YoY, FY23 total income grew by 3% as net interest income rose by 11%. This was driven by a 6% growth in loans on top of net interest margin (NIM) expanding by 16 bps (to 2.76%) riding on the OPR upcycle in CY22. However, non-interest income eroded 34% as treasury and investment losses fail to recuperate. Meanwhile, cost-income ratio inched to 45.9% (+1.8ppts) as higher talent investments boosted operating expenses. Cost income ratio closed at 32 bps (-16 bps) as the group had written back on pandemic-related overlays. Overall, FY23 net earnings reported at RM677.8m (+18%).
Briefing highlights. Although the group had initially cautioned that loans growth was under threat during its 3QFY23 briefing, it managed to achieve its initial target of 6%-8% and opines it could do better.

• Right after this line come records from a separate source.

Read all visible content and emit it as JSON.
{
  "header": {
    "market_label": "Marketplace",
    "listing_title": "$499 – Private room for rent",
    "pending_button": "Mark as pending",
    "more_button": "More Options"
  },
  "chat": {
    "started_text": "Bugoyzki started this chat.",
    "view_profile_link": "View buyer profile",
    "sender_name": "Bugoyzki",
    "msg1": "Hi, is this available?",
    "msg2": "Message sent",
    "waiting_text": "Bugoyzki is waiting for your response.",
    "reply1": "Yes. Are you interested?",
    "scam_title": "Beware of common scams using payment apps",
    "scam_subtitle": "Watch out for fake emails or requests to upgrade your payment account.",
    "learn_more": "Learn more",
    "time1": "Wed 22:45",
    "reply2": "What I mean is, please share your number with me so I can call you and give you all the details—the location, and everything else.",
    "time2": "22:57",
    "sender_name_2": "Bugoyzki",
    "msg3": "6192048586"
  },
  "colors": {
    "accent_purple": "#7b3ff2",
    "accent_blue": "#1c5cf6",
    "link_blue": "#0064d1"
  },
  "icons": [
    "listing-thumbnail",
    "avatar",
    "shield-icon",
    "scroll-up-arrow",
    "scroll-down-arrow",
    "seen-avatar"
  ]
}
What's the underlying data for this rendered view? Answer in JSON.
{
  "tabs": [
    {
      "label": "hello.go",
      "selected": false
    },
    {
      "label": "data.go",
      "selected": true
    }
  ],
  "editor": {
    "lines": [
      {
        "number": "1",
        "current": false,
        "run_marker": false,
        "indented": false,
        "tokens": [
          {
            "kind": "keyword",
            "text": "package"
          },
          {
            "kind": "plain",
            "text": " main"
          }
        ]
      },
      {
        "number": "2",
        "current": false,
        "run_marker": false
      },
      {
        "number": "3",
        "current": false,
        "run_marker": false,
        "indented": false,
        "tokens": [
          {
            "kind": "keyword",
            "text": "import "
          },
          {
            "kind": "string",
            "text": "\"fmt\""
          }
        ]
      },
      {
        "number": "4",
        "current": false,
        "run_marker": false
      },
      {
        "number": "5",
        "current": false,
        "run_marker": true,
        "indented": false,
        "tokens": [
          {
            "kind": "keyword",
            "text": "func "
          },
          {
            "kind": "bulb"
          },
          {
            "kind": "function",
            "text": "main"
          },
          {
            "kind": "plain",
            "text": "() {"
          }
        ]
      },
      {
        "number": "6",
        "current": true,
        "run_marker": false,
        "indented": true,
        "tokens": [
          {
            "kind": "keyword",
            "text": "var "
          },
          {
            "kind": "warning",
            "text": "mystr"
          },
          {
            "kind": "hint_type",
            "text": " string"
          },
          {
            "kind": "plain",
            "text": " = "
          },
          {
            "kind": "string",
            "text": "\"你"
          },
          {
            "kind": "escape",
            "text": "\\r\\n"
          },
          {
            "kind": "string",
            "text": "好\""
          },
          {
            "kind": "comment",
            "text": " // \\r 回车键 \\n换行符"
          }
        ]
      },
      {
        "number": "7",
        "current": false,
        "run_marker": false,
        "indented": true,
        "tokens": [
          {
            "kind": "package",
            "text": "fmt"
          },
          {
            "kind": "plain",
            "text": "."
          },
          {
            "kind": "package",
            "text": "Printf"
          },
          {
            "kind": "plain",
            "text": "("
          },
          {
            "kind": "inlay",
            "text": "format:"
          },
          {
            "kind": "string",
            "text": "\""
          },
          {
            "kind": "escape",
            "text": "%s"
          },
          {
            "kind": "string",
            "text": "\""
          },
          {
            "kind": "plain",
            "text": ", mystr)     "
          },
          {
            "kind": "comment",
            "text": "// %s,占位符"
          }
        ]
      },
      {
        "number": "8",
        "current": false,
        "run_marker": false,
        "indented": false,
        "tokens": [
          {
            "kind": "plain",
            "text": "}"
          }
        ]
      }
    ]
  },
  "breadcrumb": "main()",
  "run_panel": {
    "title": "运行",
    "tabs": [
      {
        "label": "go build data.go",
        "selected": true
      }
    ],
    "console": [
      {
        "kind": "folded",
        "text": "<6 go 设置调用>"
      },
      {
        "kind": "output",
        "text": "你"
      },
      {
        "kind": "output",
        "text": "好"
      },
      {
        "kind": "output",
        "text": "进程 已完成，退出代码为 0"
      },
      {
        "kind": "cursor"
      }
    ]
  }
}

Forecasts. Post results, we lowered our FY24F earnings slightly as we incorporate FY23’s full-year numbers. FY24F reflects an 11% earnings growth with greater dependence on interest income to lead as fee-based businesses may continue to be sluggish. While the group holds an 8%-10% loans growth target, we opt to be conservative with only 6% assumed in our model. Meanwhile, we also introduce our FY25F numbers.
Maintain OUTPERFORM and TP of RM4.40. Our call is based on an unchanged GGM-derived CY24F PBV of 0.88x (COE: 11%, TG: 3%, ROE: 10%). We had inputted a 5% premium to our TP based on our 4-star ESG rating appraisal, warranted by the stock’s strong green financing pipeline and its sustainable financing policies. In spite of the lower loans growth outlook, the stock’s fundamentals are still comparatively better than its larger cap peers in terms of ROE and dividend yields. At current price points and assuming estimated payout ratio of 50% to hold, we anticipate dividend yield to creep up to 8%.
Risks to our call include: (i) higher-than-expected margin squeeze, (ii) lower-than-expected loans growth, (iii) worse-than-expected deterioration in asset quality, (iv) slowdown in capital market activities, (v) unfavourable currency fluctuations, and (vi) changes to OPR.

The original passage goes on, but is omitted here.